CAIRO – Egyptian President Mohammed Morsi rebuilt his Cabinet on Sunday, replacing 10 ministers and amplifying the Islamist presence in the government.
The move, in which at least three Islamists were appointed to head major economic ministries, comes a day ahead of a planned visit by a top International Monetary Fund official to discuss an impending $4.8 billion loan.
The shake-up also marked the latest in a series of appointments and forced resignations that have rattled Egypt’s government in the two years of political turmoil since a popular uprising ousted President Hosni Mubarak. Morsi, as well as the transitional leaders who ruled before his June election, has used Cabinet shuffles as a means to assuage popular frustration at the slow pace of economic and political reforms.
Islamist political parties gave their support to the latest move, but some opposition members criticized it, saying it served only to further consolidate Islamist control of top government positions weeks after a conflict over the religious character of Egypt’s new constitution left the country bitterly divided.
Mohamed Adel, a leader in the April 6th youth opposition movement, said in a statement Sunday that Morsi’s administration had not consulted opposition parties on the move and that the Muslim Brotherhood would bear responsibility for any bad policies to come. Morsi is a former leader of the powerful Islamist organization.

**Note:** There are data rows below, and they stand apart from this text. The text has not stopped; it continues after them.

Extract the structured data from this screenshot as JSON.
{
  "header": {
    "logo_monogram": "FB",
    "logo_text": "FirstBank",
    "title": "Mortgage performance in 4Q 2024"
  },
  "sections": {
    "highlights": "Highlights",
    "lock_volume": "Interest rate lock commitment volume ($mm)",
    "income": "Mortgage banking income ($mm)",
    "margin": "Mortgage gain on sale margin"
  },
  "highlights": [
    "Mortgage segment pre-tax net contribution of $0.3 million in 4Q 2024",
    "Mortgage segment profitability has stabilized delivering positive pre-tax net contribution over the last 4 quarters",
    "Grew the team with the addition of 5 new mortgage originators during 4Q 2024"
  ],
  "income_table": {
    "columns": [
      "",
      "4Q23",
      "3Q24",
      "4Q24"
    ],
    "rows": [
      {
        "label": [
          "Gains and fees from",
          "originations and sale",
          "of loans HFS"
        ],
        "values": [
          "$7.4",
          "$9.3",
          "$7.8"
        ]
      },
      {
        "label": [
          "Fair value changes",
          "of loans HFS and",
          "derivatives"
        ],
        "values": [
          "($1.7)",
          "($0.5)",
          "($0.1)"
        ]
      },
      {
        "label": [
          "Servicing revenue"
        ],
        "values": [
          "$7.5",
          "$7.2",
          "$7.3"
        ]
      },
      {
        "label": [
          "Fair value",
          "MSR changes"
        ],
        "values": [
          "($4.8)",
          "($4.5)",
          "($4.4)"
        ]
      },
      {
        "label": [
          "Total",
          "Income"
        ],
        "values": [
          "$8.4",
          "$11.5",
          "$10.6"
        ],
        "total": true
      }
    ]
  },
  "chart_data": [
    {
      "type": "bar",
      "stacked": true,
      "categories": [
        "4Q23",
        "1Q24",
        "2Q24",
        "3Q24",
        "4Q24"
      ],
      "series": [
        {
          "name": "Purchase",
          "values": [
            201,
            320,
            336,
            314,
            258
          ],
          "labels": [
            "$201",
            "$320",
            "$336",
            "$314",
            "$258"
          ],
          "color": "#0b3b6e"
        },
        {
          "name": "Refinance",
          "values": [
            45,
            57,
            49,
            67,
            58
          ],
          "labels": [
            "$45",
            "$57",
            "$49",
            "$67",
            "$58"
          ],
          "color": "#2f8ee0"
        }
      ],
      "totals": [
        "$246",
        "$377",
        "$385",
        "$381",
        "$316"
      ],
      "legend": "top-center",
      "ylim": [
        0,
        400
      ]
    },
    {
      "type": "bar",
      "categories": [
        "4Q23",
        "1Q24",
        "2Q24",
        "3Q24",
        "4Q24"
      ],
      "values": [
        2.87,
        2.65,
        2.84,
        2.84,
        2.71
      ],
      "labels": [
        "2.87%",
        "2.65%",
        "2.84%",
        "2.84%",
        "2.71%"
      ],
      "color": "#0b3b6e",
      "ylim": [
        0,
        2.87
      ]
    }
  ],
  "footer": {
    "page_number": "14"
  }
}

It is unclear how the last-minute Cabinet replacements might affect negotiations for the IMF loan, which Egypt is hoping to secure by the end of the month.
The country’s foreign currency reserves have dwindled to less than half their value before the 2011 uprising, and the Egyptian pound plummeted to a new low Sunday at 6.45 to the dollar. Financial analysts say the IMF loan is critical to pull Egypt back from its own “fiscal cliff,” by opening the door to more loans, investments and aid money.
At least three of the new ministers are long-serving members of the Muslim Brotherhood, including those heading the ministries of supply and domestic trade, and local development. The new finance minister, Al-Mursi al-Sayed Hegazy, is not a member of the Islamist organization, but local media described him as a specialist in Islamic banking who may be sympathetic to the group.
Many of the Brotherhood’s allies from the more conservative Salafist parties have called on the government to implement a system of Islamic banking, which would ban interest on loans, as an alternative mechanism for economic reform.
Hegazy said he remained committed to discussing the IMF deal. And Brotherhood leaders fired back at accusations that the government was stacking the Cabinet with Islamists.
“When a Democratic Party candidate wins in the United States, does he appoint Republicans? Would they appoint their rivals?” said Mahmoud Ghozlan, a Muslim Brotherhood spokesman. He said Morsi has been far more conciliatory.
Islamists and opposition members alike had been deeply critical of the old Cabinet, and the shake-up Sunday was expected.
“My reading of the situation is that the performance of the previous Cabinet was not up to the required level,” Ghozlan said. “I hope the new Cabinet will perform better and rise with the country in a tangible way that can be felt by the regular citizen.”